CISA orders agencies to patch BeyondTrust bug exploited in attacks


​CISA has tagged a command injection vulnerability (CVE-2024-12686) in BeyondTrust’s Privileged Remote Access (PRA) and Remote Support (RS) as actively exploited in attacks.

As mandated by the Binding Operational Directive (BOD) 22-01, after being added to CISA’s Known Exploited Vulnerabilities catalog, U.S. federal agencies must secure their networks against ongoing attacks targeting the flaw within three weeks by February 3.

On December 19, the U.S. cybersecurity agency also added a critical command injection security bug (CVE-2024-12356) in the same BeyondTrust software products.

BeyondTrust found both vulnerabilities while investigating the breach of some of its Remote Support SaaS instances in early December. The attackers stole an API key, which they later used to reset passwords for local application accounts.

While BeyondTrust’s December disclosure didn’t explicitly mention it, the threat actors likely leveraged the two flaws as zero days to hack into BeyondTrust systems to reach its customers.

In early January, the Treasury Department disclosed that its network was breached by attackers who used a stolen Remote Support SaaS API key to compromise a BeyondTrust instance used by the agency.

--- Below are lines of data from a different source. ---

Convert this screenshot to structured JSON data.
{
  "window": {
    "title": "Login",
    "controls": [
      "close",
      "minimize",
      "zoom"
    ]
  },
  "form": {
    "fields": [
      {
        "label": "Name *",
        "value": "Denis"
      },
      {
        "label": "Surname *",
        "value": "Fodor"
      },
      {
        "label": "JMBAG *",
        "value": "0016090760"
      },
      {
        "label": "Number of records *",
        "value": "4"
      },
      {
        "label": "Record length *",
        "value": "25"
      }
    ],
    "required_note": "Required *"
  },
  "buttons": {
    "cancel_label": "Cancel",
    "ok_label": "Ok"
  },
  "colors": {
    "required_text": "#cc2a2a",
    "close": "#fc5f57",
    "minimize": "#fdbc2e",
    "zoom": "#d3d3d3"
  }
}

Since then, the attack has been linked to Chinese state-backed hackers known as Silk Typhoon. This cyber-espionage group, known for reconnaissance and data theft attacks, became widely known after compromising an estimated 68,500 servers in early 2021 using Microsoft Exchange Server ProxyLogon zero-days.

The threat actors specifically targeted the Office of Foreign Assets Control (OFAC), which administers trade and economic sanctions programs, and the Committee on Foreign Investment in the United States (CFIUS), which reviews foreign investments for national security risks.

They also hacked into the Treasury’s Office of Financial Research systems, but the impact of this incident is still being assessed. Silk Typhoon is believed to have used the stolen BeyondTrust digital key to access “unclassified information relating to potential sanctions actions and other documents.”

BeyondTrust says it applied security patches for the CVE-2024-12686 and CVE-2024-12356 flaws on all cloud instances. However, those running self-hosted instances must deploy the patches manually.

The company has yet to mark the two security vulnerabilities as actively exploited in security advisories issued last month.